Как вы считаете, что может остановить войну в Украине?

— Я человек, который 23 февраля говорил девушке, что никакой войны быть не может. Я, конечно, не пророк, и политолог из меня еще тот. Мне кажется, что нужно какое-то чудо свыше, инопланетяне, ангелы. Что-то должно отвлечь людей от войны. Тратится такое огромное количество денег на смерть, вместо того чтобы изучать океаны, медуз, придумывать лекарства от рака, для способа жить вечно. Надо заняться наконец миром. Мы бы настолько изменили планету, если бы вкладывали деньги в огромное количество нужных и важных вещей. Вдруг может оказаться, что мы все можем на 10 лет жить дольше? Это удивительные вещи, которых не замечает никто, потому что люди хотят территорий, причем не просто территорий, а выжженных территорий. Люди радуются тому, что завоевали какое-то село, но это село —просто куски арматуры, от которых ничего не осталось, кроме крови и горя. Там земля пропитана горем и бензином настолько, что может гореть. Чернозем или суглинок может гореть! Я не питаю больших иллюзий насчет природы человека. К сожалению, эта война мне еще раз показала, что в каждом из нас есть огромное количество темноты, огромное количество зла, но мы каждый день должны прилагать усилия, чтобы эту тьму подавить, чтобы не падать в неё, чтобы не наслаждаться мерзостью, чтобы не рассуждать о существующих и несуществующих языках, чтобы делать какое-то полезное дело, пытаться приносить радость, учиться чему-то постоянно. К сожалению, многие люди горазды падать, а война в очередной раз показала, что больших иллюзий на человечество возлагать не нужно. Очень легко сказать, что это там какие-то специальные люди, у которых есть российские паспорта, а мы — нет-нет, мы бы так не могли, мы бы никогда не привели к власти диктатора и никогда бы не жили под ним. Немцы жили, норвежцы жили. Главный урок в том, что с людьми, со всеми нами что-то не так.

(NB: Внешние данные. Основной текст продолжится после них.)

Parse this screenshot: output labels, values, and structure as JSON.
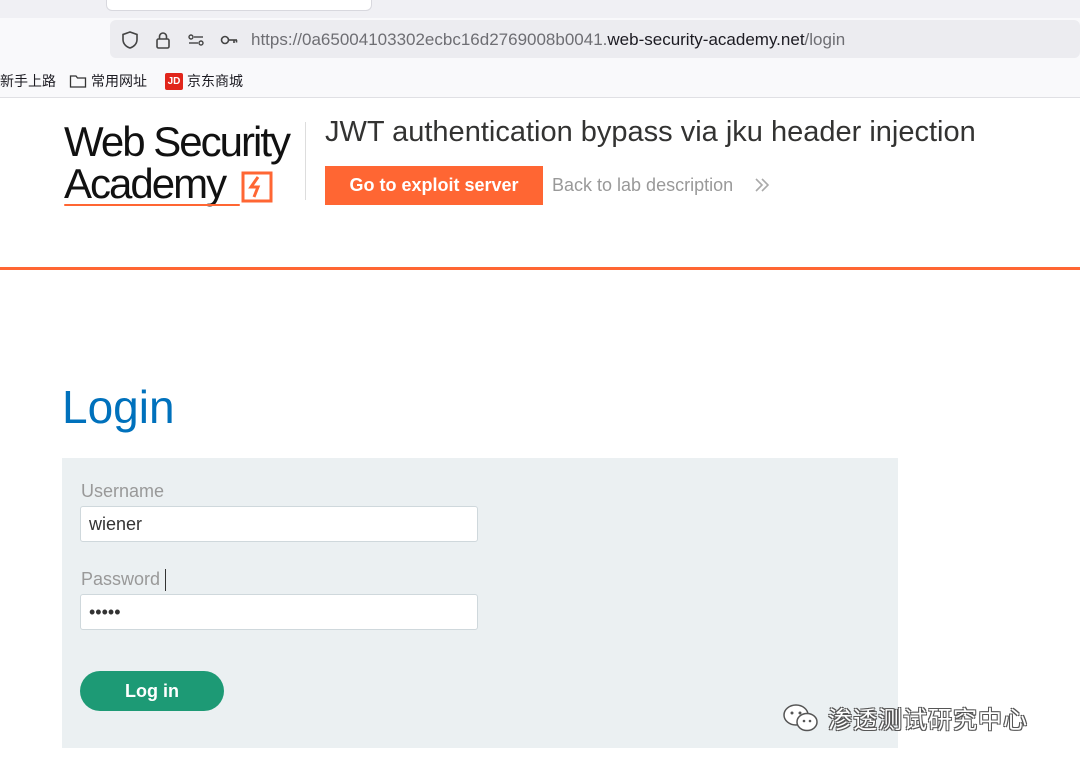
{
  "browser": {
    "url_prefix": "https://0a65004103302ecbc16d2769008b0041.",
    "url_domain": "web-security-academy.net",
    "url_path": "/login",
    "bookmarks": [
      {
        "label": "新手上路",
        "icon": "none"
      },
      {
        "label": "常用网址",
        "icon": "folder-icon"
      },
      {
        "label": "京东商城",
        "icon": "jd-icon",
        "badge": "JD"
      }
    ]
  },
  "header": {
    "logo_line1": "Web Security",
    "logo_line2": "Academy",
    "lab_title": "JWT authentication bypass via jku header injection",
    "exploit_button": "Go to exploit server",
    "back_link": "Back to lab description",
    "accent_color": "#ff6633"
  },
  "login": {
    "title": "Login",
    "username_label": "Username",
    "username_value": "wiener",
    "password_label": "Password",
    "password_value": "•••••",
    "submit_label": "Log in",
    "title_color": "#0071bc",
    "button_color": "#1d9a75"
  },
  "watermark": {
    "text": "渗透测试研究中心",
    "icon": "wechat-icon"
  }
}
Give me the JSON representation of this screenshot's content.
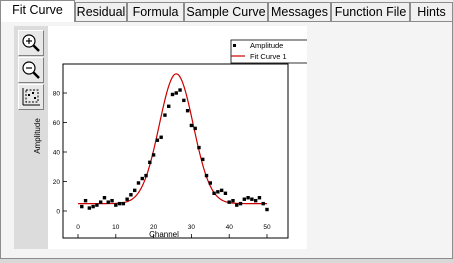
{
  "tabs": [
    {
      "label": "Fit Curve",
      "active": true
    },
    {
      "label": "Residual",
      "active": false
    },
    {
      "label": "Formula",
      "active": false
    },
    {
      "label": "Sample Curve",
      "active": false
    },
    {
      "label": "Messages",
      "active": false
    },
    {
      "label": "Function File",
      "active": false
    },
    {
      "label": "Hints",
      "active": false
    }
  ],
  "toolbar": {
    "icons": [
      "zoom-in-icon",
      "zoom-out-icon",
      "select-data-icon"
    ]
  },
  "colors": {
    "fit_curve": "#cc0000",
    "points": "#000000",
    "sidebar": "#dcdcdc"
  },
  "chart_data": {
    "type": "scatter",
    "xlabel": "Channel",
    "ylabel": "Amplitude",
    "xlim": [
      -3,
      53
    ],
    "ylim": [
      -8,
      110
    ],
    "xticks": [
      0,
      10,
      20,
      30,
      40,
      50
    ],
    "yticks": [
      0,
      20,
      40,
      60,
      80
    ],
    "legend": {
      "position": "top-right",
      "entries": [
        "Amplitude",
        "Fit Curve 1"
      ]
    },
    "series": [
      {
        "name": "Amplitude",
        "kind": "points",
        "x": [
          1,
          2,
          3,
          4,
          5,
          6,
          7,
          8,
          9,
          10,
          11,
          12,
          13,
          14,
          15,
          16,
          17,
          18,
          19,
          20,
          21,
          22,
          23,
          24,
          25,
          26,
          27,
          28,
          29,
          30,
          31,
          32,
          33,
          34,
          35,
          36,
          37,
          38,
          39,
          40,
          41,
          42,
          43,
          44,
          45,
          46,
          47,
          48,
          49,
          50
        ],
        "y": [
          3,
          7,
          2,
          3,
          4,
          6,
          9,
          6,
          7,
          4,
          5,
          5,
          8,
          11,
          14,
          19,
          22,
          24,
          33,
          38,
          48,
          50,
          65,
          71,
          79,
          80,
          82,
          75,
          68,
          58,
          56,
          43,
          35,
          24,
          19,
          12,
          13,
          14,
          12,
          6,
          7,
          4,
          5,
          8,
          9,
          8,
          7,
          9,
          5,
          1
        ]
      },
      {
        "name": "Fit Curve 1",
        "kind": "line",
        "model": "gaussian",
        "params": {
          "y0": 5,
          "xc": 26,
          "w": 9,
          "A": 88
        }
      }
    ]
  }
}
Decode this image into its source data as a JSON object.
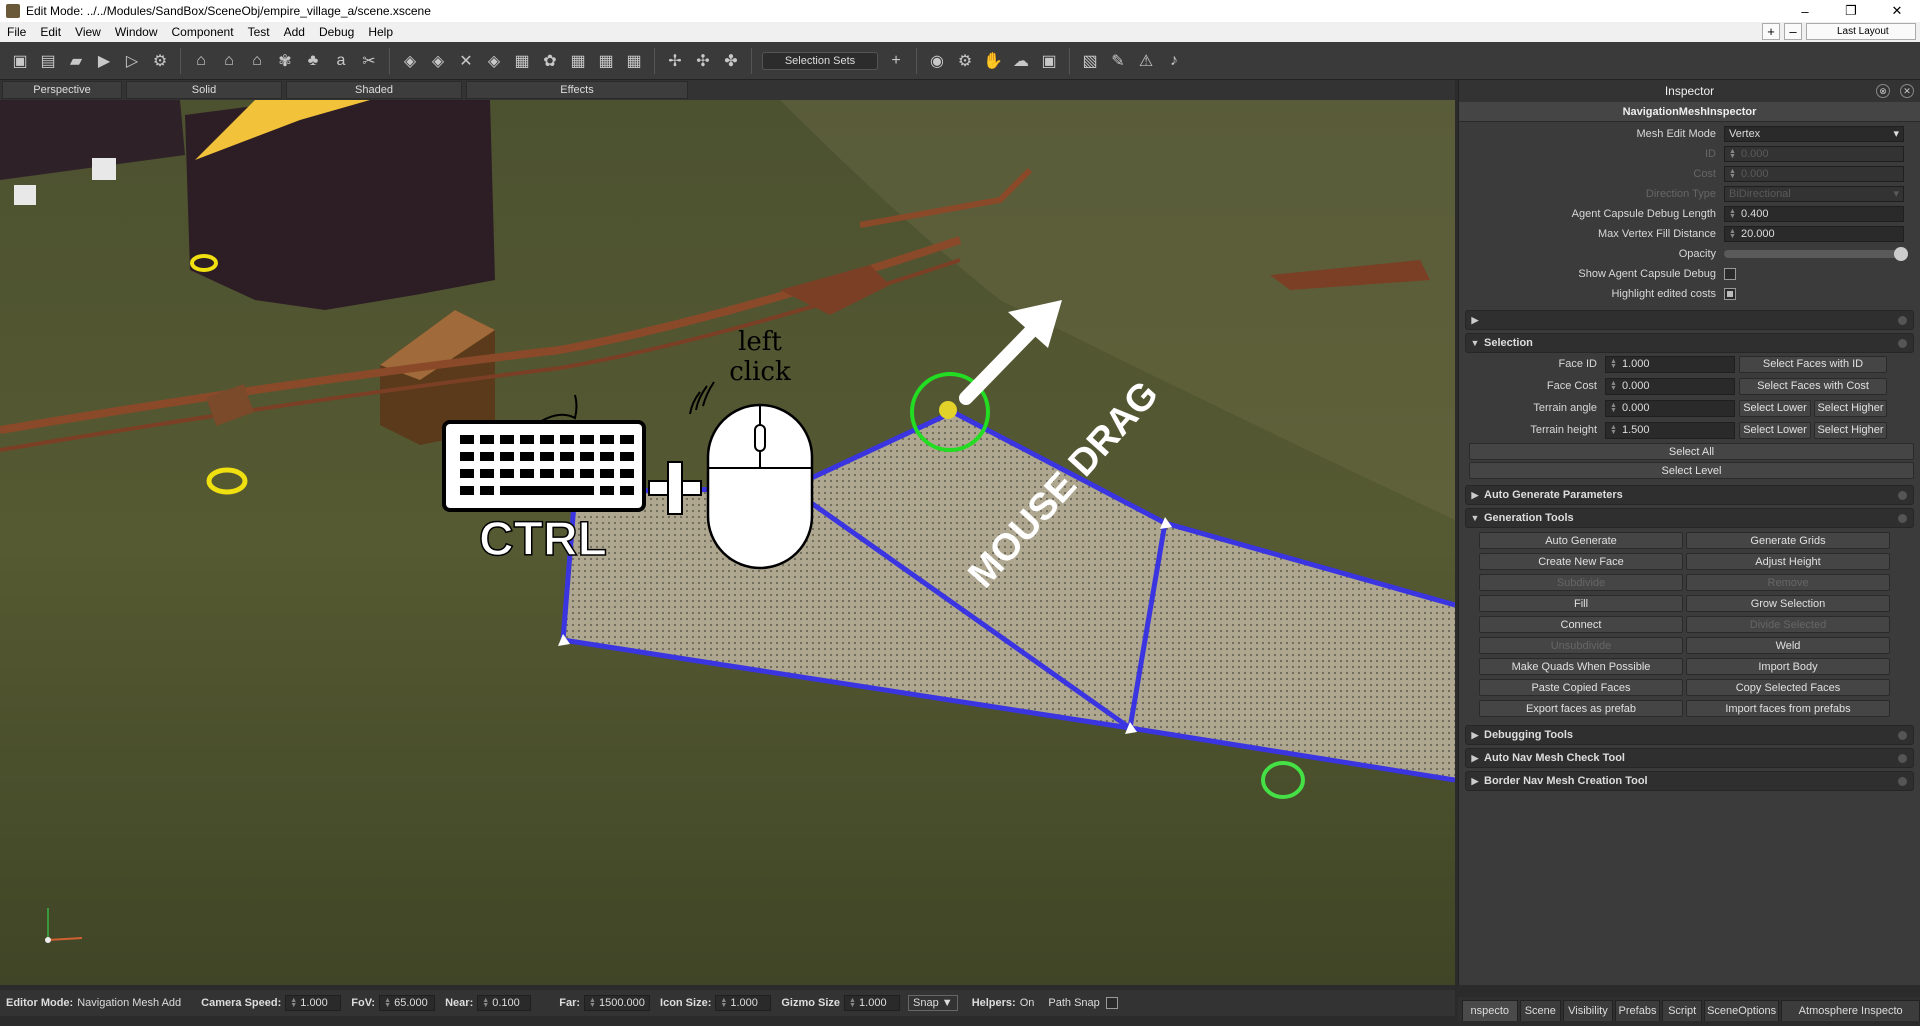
{
  "window": {
    "title": "Edit Mode: ../../Modules/SandBox/SceneObj/empire_village_a/scene.xscene",
    "minimize": "–",
    "maximize": "❐",
    "close": "✕"
  },
  "menu": {
    "items": [
      "File",
      "Edit",
      "View",
      "Window",
      "Component",
      "Test",
      "Add",
      "Debug",
      "Help"
    ],
    "plus": "+",
    "minus": "–",
    "layout": "Last Layout"
  },
  "toolbar": {
    "selection_sets": "Selection Sets",
    "add": "+"
  },
  "view_tabs": [
    "Perspective",
    "Solid",
    "Shaded",
    "Effects"
  ],
  "overlay": {
    "key_label": "CTRL",
    "click_line1": "left",
    "click_line2": "click",
    "drag_label": "MOUSE DRAG"
  },
  "inspector": {
    "title": "Inspector",
    "subtitle": "NavigationMeshInspector",
    "mesh_edit_mode_label": "Mesh Edit Mode",
    "mesh_edit_mode_value": "Vertex",
    "id_label": "ID",
    "id_value": "0.000",
    "cost_label": "Cost",
    "cost_value": "0.000",
    "direction_label": "Direction Type",
    "direction_value": "BiDirectional",
    "agent_capsule_label": "Agent Capsule Debug Length",
    "agent_capsule_value": "0.400",
    "max_vertex_label": "Max Vertex Fill Distance",
    "max_vertex_value": "20.000",
    "opacity_label": "Opacity",
    "opacity_level": 1.0,
    "show_capsule_label": "Show Agent Capsule Debug",
    "highlight_costs_label": "Highlight edited costs"
  },
  "selection": {
    "title": "Selection",
    "face_id_label": "Face ID",
    "face_id_value": "1.000",
    "face_id_btn": "Select Faces with ID",
    "face_cost_label": "Face Cost",
    "face_cost_value": "0.000",
    "face_cost_btn": "Select Faces with Cost",
    "terrain_angle_label": "Terrain angle",
    "terrain_angle_value": "0.000",
    "terrain_height_label": "Terrain height",
    "terrain_height_value": "1.500",
    "select_lower": "Select Lower",
    "select_higher": "Select Higher",
    "select_all": "Select All",
    "select_level": "Select Level"
  },
  "sections": {
    "auto_generate": "Auto Generate Parameters",
    "generation_tools": "Generation Tools",
    "debugging_tools": "Debugging Tools",
    "auto_nav_check": "Auto Nav Mesh Check Tool",
    "border_nav": "Border Nav Mesh Creation Tool"
  },
  "generation_buttons": [
    "Auto Generate",
    "Generate Grids",
    "Create New Face",
    "Adjust Height",
    "Subdivide",
    "Remove",
    "Fill",
    "Grow Selection",
    "Connect",
    "Divide Selected",
    "Unsubdivide",
    "Weld",
    "Make Quads When Possible",
    "Import Body",
    "Paste Copied Faces",
    "Copy Selected Faces",
    "Export faces as prefab",
    "Import faces from prefabs"
  ],
  "status": {
    "editor_mode_label": "Editor Mode:",
    "editor_mode_value": "Navigation Mesh Add",
    "camera_speed_label": "Camera Speed:",
    "camera_speed_value": "1.000",
    "fov_label": "FoV:",
    "fov_value": "65.000",
    "near_label": "Near:",
    "near_value": "0.100",
    "far_label": "Far:",
    "far_value": "1500.000",
    "icon_size_label": "Icon Size:",
    "icon_size_value": "1.000",
    "gizmo_size_label": "Gizmo Size",
    "gizmo_size_value": "1.000",
    "snap": "Snap ▼",
    "helpers_label": "Helpers:",
    "helpers_value": "On",
    "path_snap_label": "Path Snap"
  },
  "bottom_tabs": [
    "nspecto",
    "Scene",
    "Visibility",
    "Prefabs",
    "Script",
    "SceneOptions",
    "Atmosphere Inspecto"
  ]
}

Есть ощущение, что война стала просто фоном нашей жизни. Вы согласны? Вас это задевает?

— Это страшно, это главная опасность. Конечно, это есть. И я понимаю физику этого процесса: сильно притупляется ощущение того, что может происходить в мире, а что не может. Уже может происходить всё. Когда я только начал читать новости весной 22-го, я помню тот ужас, который у меня они вызывали. А сейчас я ловлю себя на том, что спокойно читаю про попадание бомбы. Попадание бомбы — ну да, война. А потом я понимаю, что это ведь кошмар. Давайте не говорить о жертвах, потому что это катастрофа в любом случае. Простое разрушенное здание, которое я знаю, которое было всегда встроено в картинку моего представления об одной конкретной улице — а почему его не должно быть? Кому оно мешало? Как может какая-то страна это здание уничтожить? Она его не строила. А если говорить о жертвах, о людях? Да, ты к этому привыкаешь, ты понимаешь, что вдруг происходит уже просто какой-то сатанизм, и теперь доза должна повышаться. Ты привыкаешь к наркотику ужаса, тебе надо бабахнуть повышенную дозу, чтобы у тебя перехватило дыхание, и только тогда ты немного оживешь. Я пытаюсь с этим бороться, я каждый раз говорю себе, что к войне нельзя привыкнуть, что каждый день нужно проживать, нужно чувствовать, нужно обязательно ужасаться. Как заставить людей, которых там не было, не причастных к этому, условных шведов-европейцев, все время поражаться этому количеству новостей — я понятия не имею. Огромное количество украинцев, которые находятся там или переехали, привыкли к этому, так уж создан человек. А это в данной ситуации страшнее всего. Это то, что очень сильно играет на руку Российской Федерации.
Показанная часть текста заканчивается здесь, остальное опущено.